A noção de conhecimento parece-nos Una e evidente. Mas, assim que a interrogamos, ela rebenta, diversifica-se, multiplica-se em inúmeras noções, cada uma das quais põe uma nova interrogação.
- Os conhecimentos? O saber? Os saberes? A informação? As informações?
- A percepção? A representação? O reconhecimento? A conceptualização? O juízo? O raciocínio?
- A observação? A experiência? A explicação? A compreensão? A causalidade?
- A análise? A síntese? A indução? A dedução?
- O inato? O adquirido? O aprendido? O adivinhado? O verificado?
- A investigação? A descoberta? A engramação? A arquivagem?
- O cálculo? A computação? A cogitação?
- O cérebro? O espírito? A escola? A cultura?

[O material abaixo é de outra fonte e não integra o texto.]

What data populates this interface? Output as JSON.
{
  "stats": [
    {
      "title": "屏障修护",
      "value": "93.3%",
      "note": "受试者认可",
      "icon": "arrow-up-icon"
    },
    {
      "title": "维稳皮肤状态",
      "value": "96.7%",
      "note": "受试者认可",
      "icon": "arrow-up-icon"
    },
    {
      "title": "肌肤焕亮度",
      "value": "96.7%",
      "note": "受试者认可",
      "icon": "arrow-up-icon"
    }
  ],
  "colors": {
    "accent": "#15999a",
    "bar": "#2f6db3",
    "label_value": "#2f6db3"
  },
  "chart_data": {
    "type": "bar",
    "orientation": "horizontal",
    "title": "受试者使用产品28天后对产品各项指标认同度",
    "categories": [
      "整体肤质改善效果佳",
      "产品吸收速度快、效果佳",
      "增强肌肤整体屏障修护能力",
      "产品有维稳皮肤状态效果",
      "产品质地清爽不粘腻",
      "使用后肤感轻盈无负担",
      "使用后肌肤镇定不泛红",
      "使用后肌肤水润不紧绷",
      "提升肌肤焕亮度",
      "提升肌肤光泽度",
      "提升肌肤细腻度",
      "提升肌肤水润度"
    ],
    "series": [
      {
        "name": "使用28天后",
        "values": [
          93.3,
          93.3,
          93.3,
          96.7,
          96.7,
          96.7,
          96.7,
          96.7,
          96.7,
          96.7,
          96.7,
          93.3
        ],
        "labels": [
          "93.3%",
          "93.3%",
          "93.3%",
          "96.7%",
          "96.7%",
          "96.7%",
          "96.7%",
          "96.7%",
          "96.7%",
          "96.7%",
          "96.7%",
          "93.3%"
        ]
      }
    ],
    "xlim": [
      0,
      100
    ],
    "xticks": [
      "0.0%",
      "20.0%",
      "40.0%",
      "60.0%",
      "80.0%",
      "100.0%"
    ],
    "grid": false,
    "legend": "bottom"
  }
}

- As representações colectivas? As opiniões? As crenças?
- A consciência? A lucidez? A clarividência? A inteligência?
- A ideia? A teoria? O pensamento?
- A evidência? A certeza? A convicção? A prova?
- A verdade? O erro?
- A crença? A fé? A dúvida?
- A razão? A sem-razão? A intuição?
- A ciência? A filosofia? Os mitos? A poesia?

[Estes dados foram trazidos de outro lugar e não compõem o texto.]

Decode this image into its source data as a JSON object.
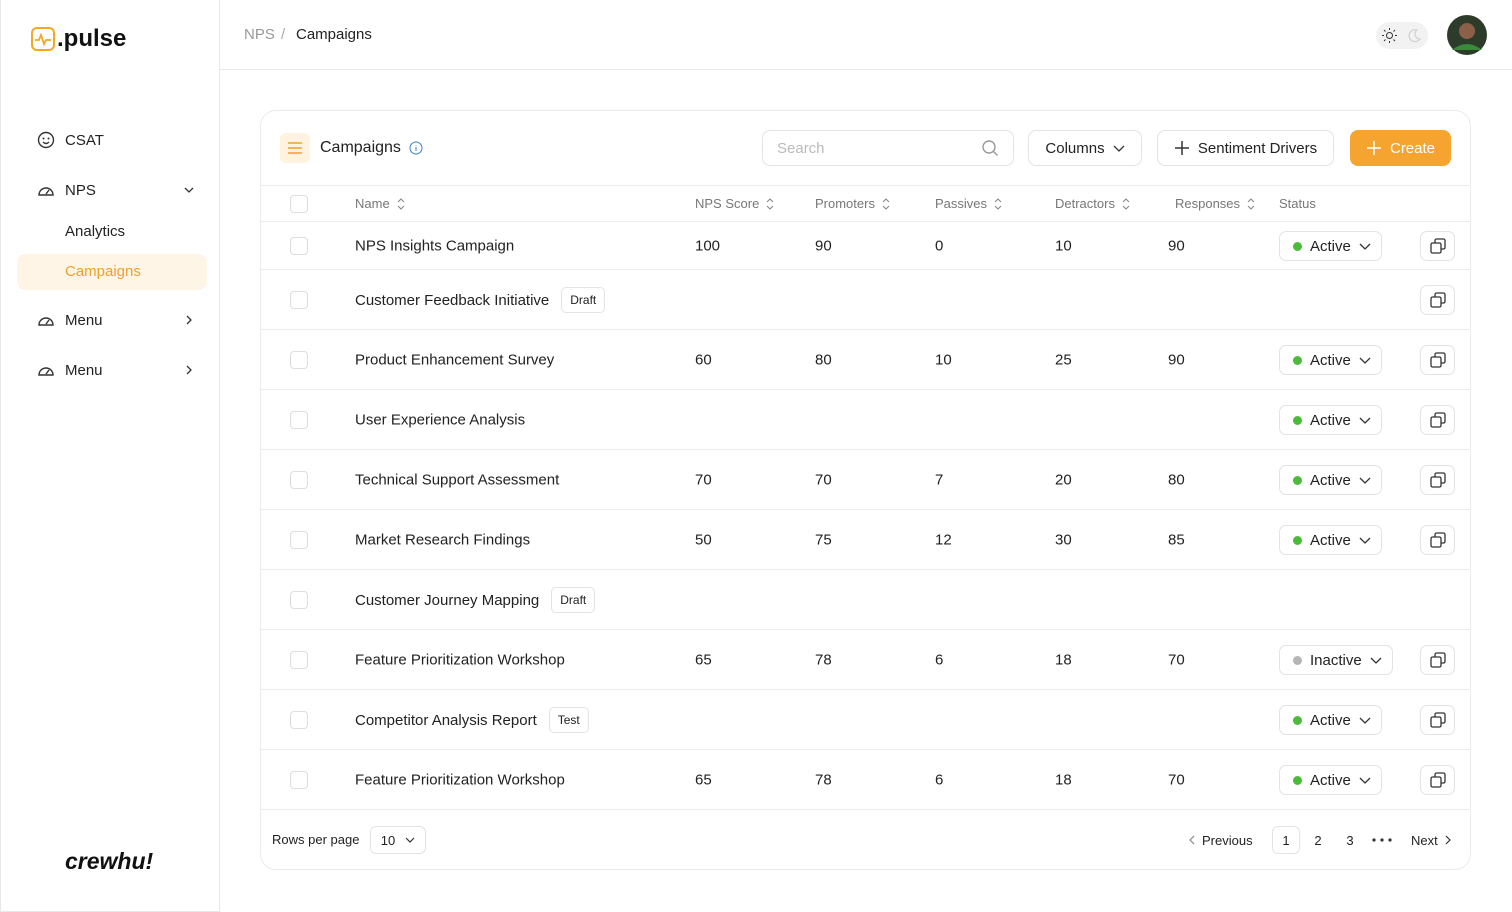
{
  "sidebar": {
    "logo": ".pulse",
    "nav": [
      {
        "label": "CSAT"
      },
      {
        "label": "NPS",
        "children": [
          "Analytics",
          "Campaigns"
        ]
      },
      {
        "label": "Menu"
      },
      {
        "label": "Menu"
      }
    ],
    "footer": "crewhu!"
  },
  "header": {
    "breadcrumb": [
      "NPS",
      "/",
      "Campaigns"
    ]
  },
  "card": {
    "title": "Campaigns",
    "search_placeholder": "Search",
    "columns_button": "Columns",
    "drivers_button": "Sentiment Drivers",
    "create_button": "Create"
  },
  "table": {
    "columns": [
      "Name",
      "NPS Score",
      "Promoters",
      "Passives",
      "Detractors",
      "Responses",
      "Status"
    ],
    "rows": [
      {
        "name": "NPS Insights Campaign",
        "values": [
          100,
          90,
          0,
          10,
          90
        ],
        "status": "Active",
        "copy": true
      },
      {
        "name": "Customer Feedback Initiative",
        "tag": "Draft",
        "values": null,
        "copy": true
      },
      {
        "name": "Product Enhancement Survey",
        "values": [
          60,
          80,
          10,
          25,
          90
        ],
        "status": "Active",
        "copy": true
      },
      {
        "name": "User Experience Analysis",
        "values": null,
        "status": "Active",
        "copy": true
      },
      {
        "name": "Technical Support Assessment",
        "values": [
          70,
          70,
          7,
          20,
          80
        ],
        "status": "Active",
        "copy": true
      },
      {
        "name": "Market Research Findings",
        "values": [
          50,
          75,
          12,
          30,
          85
        ],
        "status": "Active",
        "copy": true
      },
      {
        "name": "Customer Journey Mapping",
        "tag": "Draft",
        "values": null,
        "copy": false
      },
      {
        "name": "Feature Prioritization Workshop",
        "values": [
          65,
          78,
          6,
          18,
          70
        ],
        "status": "Inactive",
        "copy": true
      },
      {
        "name": "Competitor Analysis Report",
        "tag": "Test",
        "values": null,
        "status": "Active",
        "copy": true
      },
      {
        "name": "Feature Prioritization Workshop",
        "values": [
          65,
          78,
          6,
          18,
          70
        ],
        "status": "Active",
        "copy": true
      }
    ]
  },
  "footer": {
    "rows_per_page_label": "Rows per page",
    "rows_per_page": 10,
    "previous": "Previous",
    "pages": [
      1,
      2,
      3
    ],
    "next": "Next"
  }
}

Assim, desde um primeiro olhar superficial, a noção de conhecimento voa em estilhaços. Se antes quisermos tentar considerá-la em profundidade, torna-se cada vez mais enigmática. É um reflexo das coisas? Uma construção do espirito? Uma revelação? Uma tradução? Que tradução? Qual é a natureza daquilo que traduzimos em representações, noções, ideias, teorias? Captamos nós o real ou somente a sua sombra?

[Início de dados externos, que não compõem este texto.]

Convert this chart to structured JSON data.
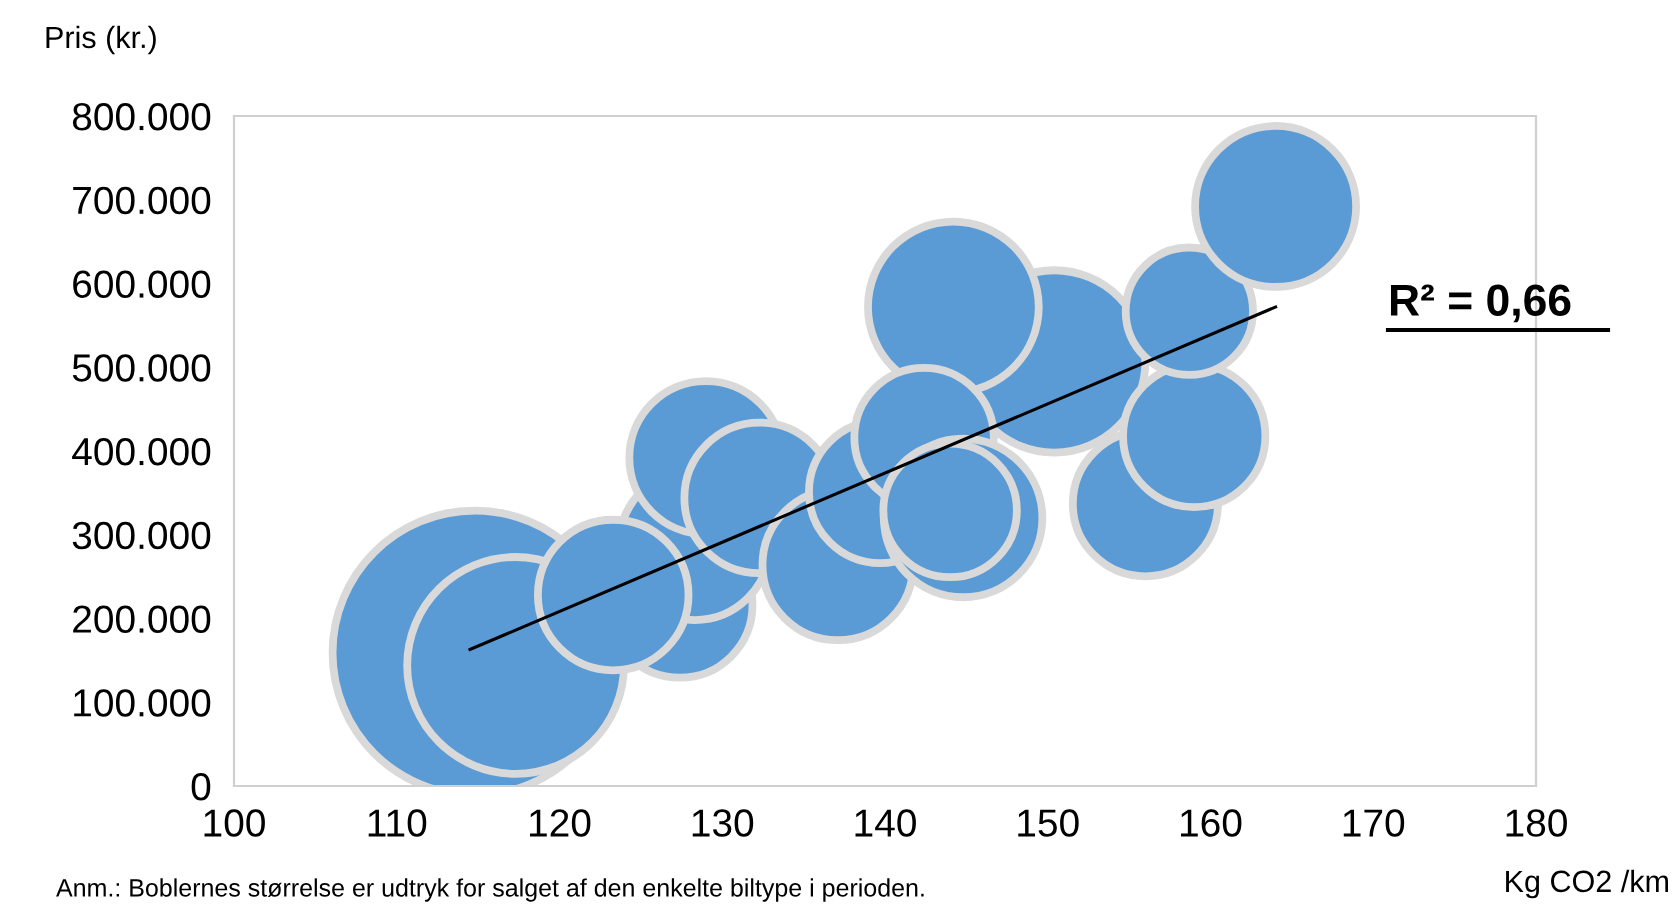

Nós compreendemos, mas compreendemos nós o que quer dizer compreender? Captamos ou damos significados, mas qual é o significado da palavra «significado»? Pensamos, mas acaso sabemos pensar o que quer dizer pensar? Existe um impensável no pensamento, um incompreensível na compreensão, um inconhecível no conhecimento?
Ignorância, desconhecido, sombra, eis aqui o que encontramos na ideia de conhecimento. O nosso conhecimento, todavia tão intimo e familiar em nós mesmos, torna-se-nos estrangeiro e estranho quando o queremos conhecer. Eis-nos colocados logo à partida diante desse paradoxo de um conhecimento que não só se desfaz em migalhas à primeira interrogação mas que também descobre o desconhecido em si mesmo, e ignora até o que é conhecer.